Nigeria suicide blast points to Boko Haram's war on secular schools

A suicide bomber detonated explosives on Monday at a school assembly in northeast Nigeria, killing at least 47 students. Nigeria's government claimed last month that it had reached a cease-fire agreement with Boko Haram, the suspected perpetrators. 

Adamu Adamu/AP
People inspect the damaged roof at the Government Science Technical College in Potiskum, Nigeria, the site of a suicide bomb explosion on Monday, Nov. 10, 2014.

A suicide bomber dressed in a school uniform killed at least 47 students at a school assembly in northeastern Nigeria on Monday, the second deadly attack in the same town in a week.

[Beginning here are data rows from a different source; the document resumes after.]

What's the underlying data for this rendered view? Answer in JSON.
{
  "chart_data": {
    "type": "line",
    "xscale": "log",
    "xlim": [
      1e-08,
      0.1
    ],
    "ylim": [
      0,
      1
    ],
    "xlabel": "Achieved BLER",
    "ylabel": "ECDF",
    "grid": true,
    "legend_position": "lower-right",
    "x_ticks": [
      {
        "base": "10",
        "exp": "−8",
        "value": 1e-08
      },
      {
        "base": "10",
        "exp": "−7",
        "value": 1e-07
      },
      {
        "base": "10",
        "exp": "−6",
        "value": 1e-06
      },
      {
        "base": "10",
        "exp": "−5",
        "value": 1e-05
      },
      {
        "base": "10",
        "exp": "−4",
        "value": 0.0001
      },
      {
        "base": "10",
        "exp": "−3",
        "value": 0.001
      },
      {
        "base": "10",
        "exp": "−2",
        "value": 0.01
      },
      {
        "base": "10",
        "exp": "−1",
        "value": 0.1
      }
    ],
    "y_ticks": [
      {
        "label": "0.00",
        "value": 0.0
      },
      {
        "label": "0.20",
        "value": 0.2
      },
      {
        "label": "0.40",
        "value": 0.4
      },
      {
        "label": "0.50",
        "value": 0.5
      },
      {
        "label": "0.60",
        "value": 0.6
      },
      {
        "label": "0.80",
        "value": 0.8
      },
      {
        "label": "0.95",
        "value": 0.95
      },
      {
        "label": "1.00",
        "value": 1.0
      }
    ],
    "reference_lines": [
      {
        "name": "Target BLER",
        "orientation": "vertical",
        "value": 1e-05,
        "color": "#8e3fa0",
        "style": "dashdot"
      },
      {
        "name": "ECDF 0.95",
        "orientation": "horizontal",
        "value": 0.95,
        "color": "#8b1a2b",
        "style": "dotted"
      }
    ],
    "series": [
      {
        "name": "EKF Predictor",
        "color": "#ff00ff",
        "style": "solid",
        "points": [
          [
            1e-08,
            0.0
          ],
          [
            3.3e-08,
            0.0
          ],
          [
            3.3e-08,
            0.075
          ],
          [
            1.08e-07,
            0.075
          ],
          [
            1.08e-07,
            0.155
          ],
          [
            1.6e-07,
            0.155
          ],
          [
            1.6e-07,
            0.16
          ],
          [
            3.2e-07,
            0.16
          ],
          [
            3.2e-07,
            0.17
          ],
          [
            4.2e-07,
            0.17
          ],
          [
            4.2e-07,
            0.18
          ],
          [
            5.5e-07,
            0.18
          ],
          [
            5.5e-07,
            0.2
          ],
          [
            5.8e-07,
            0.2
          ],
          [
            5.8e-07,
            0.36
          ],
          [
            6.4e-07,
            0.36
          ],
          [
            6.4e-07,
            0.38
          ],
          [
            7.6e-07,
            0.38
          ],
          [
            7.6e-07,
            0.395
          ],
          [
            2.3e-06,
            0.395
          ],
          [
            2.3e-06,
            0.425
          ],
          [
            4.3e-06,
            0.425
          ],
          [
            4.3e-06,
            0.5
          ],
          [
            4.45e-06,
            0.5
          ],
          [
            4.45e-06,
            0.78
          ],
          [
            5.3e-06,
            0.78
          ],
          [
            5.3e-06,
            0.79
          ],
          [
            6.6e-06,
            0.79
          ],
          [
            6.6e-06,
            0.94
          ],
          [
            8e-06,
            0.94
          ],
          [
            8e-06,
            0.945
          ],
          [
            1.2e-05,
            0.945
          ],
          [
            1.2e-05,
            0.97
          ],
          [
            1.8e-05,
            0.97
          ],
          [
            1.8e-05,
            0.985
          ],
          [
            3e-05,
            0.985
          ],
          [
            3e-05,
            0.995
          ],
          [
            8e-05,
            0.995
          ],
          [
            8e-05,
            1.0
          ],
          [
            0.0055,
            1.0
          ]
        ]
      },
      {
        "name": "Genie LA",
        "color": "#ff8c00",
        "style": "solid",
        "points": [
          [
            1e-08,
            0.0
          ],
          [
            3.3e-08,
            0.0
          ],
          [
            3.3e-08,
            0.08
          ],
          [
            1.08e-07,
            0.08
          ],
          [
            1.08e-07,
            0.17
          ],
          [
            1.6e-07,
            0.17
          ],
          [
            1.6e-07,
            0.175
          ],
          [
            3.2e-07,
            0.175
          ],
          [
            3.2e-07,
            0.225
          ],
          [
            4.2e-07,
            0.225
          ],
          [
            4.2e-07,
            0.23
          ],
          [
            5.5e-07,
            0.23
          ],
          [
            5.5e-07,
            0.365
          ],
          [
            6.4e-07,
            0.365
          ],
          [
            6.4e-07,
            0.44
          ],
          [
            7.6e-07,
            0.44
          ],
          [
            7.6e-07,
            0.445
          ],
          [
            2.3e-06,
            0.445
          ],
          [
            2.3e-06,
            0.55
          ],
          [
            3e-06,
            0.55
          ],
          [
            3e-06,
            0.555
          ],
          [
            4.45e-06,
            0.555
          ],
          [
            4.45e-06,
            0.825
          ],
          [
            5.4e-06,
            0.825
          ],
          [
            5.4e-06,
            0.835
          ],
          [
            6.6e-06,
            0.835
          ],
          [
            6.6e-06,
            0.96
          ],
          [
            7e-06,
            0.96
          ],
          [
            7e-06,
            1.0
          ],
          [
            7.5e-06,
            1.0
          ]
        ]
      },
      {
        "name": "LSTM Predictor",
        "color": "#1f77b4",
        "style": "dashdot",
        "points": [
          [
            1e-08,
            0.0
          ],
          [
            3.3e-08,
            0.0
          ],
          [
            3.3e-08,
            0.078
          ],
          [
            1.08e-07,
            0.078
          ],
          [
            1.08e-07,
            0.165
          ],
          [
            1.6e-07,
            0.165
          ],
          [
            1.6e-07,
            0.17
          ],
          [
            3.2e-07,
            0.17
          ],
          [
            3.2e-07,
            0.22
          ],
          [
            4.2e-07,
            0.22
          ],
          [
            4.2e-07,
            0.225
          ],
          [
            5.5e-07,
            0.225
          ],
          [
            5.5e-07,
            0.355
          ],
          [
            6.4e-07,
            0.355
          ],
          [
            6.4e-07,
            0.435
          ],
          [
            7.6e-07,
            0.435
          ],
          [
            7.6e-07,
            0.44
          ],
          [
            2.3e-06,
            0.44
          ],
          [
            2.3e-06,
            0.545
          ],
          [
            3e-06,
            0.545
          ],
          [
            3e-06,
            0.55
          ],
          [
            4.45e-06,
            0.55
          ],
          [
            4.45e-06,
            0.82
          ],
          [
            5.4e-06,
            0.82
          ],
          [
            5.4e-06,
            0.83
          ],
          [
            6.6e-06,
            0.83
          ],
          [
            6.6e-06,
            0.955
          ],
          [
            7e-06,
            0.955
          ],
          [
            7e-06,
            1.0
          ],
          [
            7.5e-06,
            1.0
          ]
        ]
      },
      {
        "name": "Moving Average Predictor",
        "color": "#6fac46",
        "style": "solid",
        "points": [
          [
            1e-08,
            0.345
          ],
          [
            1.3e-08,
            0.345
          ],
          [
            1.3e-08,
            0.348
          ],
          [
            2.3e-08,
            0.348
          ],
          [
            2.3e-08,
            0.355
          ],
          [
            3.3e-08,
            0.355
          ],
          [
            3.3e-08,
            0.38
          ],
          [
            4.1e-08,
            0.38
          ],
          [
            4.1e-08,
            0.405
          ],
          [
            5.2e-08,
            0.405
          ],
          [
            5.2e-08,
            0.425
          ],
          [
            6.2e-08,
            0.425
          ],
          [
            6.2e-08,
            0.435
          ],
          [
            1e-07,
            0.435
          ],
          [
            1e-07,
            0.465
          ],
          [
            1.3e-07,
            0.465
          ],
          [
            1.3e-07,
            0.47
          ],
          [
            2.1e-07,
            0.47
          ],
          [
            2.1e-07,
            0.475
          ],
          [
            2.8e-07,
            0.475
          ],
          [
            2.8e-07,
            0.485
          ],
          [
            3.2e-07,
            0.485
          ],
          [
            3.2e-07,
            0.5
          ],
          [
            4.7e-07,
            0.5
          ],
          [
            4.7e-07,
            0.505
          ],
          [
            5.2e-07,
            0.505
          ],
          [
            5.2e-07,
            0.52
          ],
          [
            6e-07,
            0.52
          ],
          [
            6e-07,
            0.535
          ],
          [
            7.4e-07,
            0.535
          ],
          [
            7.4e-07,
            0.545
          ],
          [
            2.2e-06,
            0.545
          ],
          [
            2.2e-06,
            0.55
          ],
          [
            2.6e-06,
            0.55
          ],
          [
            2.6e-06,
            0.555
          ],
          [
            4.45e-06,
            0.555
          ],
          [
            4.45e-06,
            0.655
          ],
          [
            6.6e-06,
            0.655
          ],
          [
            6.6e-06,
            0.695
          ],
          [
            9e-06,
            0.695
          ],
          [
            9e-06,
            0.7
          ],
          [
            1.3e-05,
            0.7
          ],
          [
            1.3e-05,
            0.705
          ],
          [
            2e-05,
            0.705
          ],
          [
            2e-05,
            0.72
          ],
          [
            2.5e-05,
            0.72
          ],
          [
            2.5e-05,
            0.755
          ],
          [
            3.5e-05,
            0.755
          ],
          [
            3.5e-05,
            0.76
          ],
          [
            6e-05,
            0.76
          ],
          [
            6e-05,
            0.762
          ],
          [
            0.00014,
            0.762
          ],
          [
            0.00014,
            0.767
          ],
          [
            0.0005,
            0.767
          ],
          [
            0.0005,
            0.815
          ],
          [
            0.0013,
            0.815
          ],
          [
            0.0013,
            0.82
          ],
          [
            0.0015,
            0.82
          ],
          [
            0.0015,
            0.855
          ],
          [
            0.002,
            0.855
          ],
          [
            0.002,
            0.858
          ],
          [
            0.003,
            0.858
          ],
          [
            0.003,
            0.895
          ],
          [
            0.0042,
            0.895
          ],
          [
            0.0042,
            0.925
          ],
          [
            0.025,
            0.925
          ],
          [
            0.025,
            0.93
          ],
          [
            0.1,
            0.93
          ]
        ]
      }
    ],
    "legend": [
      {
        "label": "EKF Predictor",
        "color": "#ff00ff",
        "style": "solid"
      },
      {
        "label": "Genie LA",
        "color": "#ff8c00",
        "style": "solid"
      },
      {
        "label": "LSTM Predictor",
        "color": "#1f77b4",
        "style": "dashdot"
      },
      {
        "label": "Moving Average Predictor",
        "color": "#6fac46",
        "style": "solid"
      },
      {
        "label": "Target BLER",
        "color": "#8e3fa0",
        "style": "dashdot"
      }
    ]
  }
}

No group has claimed responsibility for today's attack in Potiskum in Yobe State. But suspicion fell immediately on Boko Haram, the militant extremists who have led an intensifying insurgency in the region for the last five years and frequently targets secular schools. 

The group continued its attacks even after Nigeria last month announced a ceasefire agreement claiming that Boko Haram, which can be translated as "Western education is sinful," would release more than 200 schoolgirls that it kidnapped from Chibok in April, Reuters reports. The group denies ever agreeing to a ceasefire and has yet to set the schoolgirls free.

A suspected militant disguised in a school uniform carried out Monday's bombing at the Government Technical Science College, The Associated Press reports, where some 2,000 students had gathered for assembly.

Soldiers rushed to the scene, grisly with body parts, in the capital of Yobe state, but they were chased away by a crowd throwing stones and shouting that they are angry at the military's inability to halt a 5-year-old Islamic insurgency that has killed thousands and driven hundreds of thousands from their homes.

Seventy-nine students were admitted to a local hospital after the attack, according to hospital records obtained by the AP. Health workers told the news agency that some injuries were serious and could require amputations.

"The government needs to be more serious about the fight against Boko Haram because it is getting out of control," a grieving relative told the BBC.

Last week, a suicide bomber attacked a religious procession of Shia Muslims in Potiskum, killing 30 people. Boko Haram espouses militant fundamentalist beliefs that make no room for other interpretations of Islam. 

The Daily Telegraph reports that a government boarding school near Potiskum was attacked in July 2013 by Boko Haram, and 42 students died. 

BBC reporter Will Ross said Monday's suicide bomber clearly aimed to kill as many students as possible by detonating the explosives during the morning assembly. He added that future attacks seem all but certain. "The insecurity in the north-east is so rampant, with entire towns and villages now in the jihadists' hands, it will be extremely hard for other bombings to be prevented," he said.

Those living in the region have grown increasingly frustrated by the Nigerian military's response to Boko Haram. As The Christian Science Monitor's Heather Murdock reported earlier this year:

With the Nigerian military accounting for the largest single budget item in West Africa's largest nation, why the Army appears to be incapable of protecting people has become a raging question bringing tension and great disappointment. 

"Insecurity in Nigeria has continued almost unabated," says University of Abuja lecturer Abubakar Umar Kari, who attributes the military ineffectiveness partly to corruption. "In the past three years, defense has been grabbing the greatest amount in terms of appropriation and there is very little to show for it."

Boko Haram began as a quiet if radical sect about 12 years ago. The group preaches a harsh version of Islamic law that forbids girls from attending school and says boys should only receive an Islamic education.